Various imaging techniques have significantly enhanced our ability to visualize objects embedded within complex media such as biological tissues, fog, atmosphere, or various turbid media. Optical imaging, in particular, offers multiple advantages, including non-invasive capabilities, absence of ionizing radiation, and high contrast for many biological tissues. However, optical imaging through substantially thick scattering media remains challenging due to extensive photon diffusion, significantly restricting reconstruction quality and achievable resolution. To address these limitations, we introduce Diffuse Optical Ptychography (DOP), a novel imaging method inspired by ptychography technique, which exploits additional spatial information gained from multiple overlapping illumination patterns.
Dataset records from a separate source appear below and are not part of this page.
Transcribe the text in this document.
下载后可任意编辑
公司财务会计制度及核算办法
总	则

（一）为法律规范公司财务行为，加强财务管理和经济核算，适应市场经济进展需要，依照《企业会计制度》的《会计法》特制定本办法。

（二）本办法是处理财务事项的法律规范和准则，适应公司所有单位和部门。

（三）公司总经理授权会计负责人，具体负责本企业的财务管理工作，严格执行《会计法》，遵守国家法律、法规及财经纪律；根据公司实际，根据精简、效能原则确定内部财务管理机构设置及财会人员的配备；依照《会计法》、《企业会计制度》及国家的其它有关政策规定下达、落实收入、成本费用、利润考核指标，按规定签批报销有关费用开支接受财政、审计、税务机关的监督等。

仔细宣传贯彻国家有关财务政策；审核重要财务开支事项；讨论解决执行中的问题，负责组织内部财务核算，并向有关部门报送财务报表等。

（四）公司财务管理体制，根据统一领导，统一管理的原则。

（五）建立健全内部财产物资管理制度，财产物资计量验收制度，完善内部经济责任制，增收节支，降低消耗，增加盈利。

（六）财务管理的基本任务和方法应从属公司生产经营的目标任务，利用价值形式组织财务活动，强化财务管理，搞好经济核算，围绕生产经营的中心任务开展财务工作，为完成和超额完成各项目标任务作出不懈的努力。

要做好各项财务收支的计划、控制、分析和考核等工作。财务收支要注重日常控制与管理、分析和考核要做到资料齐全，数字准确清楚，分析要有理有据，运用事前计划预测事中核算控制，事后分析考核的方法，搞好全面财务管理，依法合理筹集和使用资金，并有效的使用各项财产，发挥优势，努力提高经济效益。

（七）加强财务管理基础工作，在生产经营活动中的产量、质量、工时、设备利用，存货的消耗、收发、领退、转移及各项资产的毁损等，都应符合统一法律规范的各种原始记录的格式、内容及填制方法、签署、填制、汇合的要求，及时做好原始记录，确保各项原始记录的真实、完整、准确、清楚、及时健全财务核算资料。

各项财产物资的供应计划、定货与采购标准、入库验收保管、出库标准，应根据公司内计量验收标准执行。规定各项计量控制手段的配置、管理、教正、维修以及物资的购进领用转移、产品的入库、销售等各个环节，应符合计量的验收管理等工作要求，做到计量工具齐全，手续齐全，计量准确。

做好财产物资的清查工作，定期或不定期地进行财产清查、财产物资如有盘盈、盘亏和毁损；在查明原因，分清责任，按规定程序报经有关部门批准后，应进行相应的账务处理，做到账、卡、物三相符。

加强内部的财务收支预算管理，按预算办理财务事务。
The primary technical innovation of DOP lies in its effective use of overlapping yet minimally correlated illuminations, significantly enhancing reconstruction accuracy and image quality. Compared to existing optical imaging methods through thick diffusive media, DOP achieves superior resolution (down to 1 mm) and reliably reconstructs both binary and grayscale objects embedded within media thicker than 100 transport mean free paths. Importantly, DOP demonstrates robust reconstruction performance both with accurately calibrated diffusion properties and even without prior calibration. Furthermore, the experimental setup for DOP remains straightforward, utilizing only a conventional camera and scanning illumination spots. Our demonstrations underscore the broad potential impact of DOP in applications ranging from medical diagnostics to non-destructive testing, thus opening promising avenues for high-resolution imaging in highly scattering environments.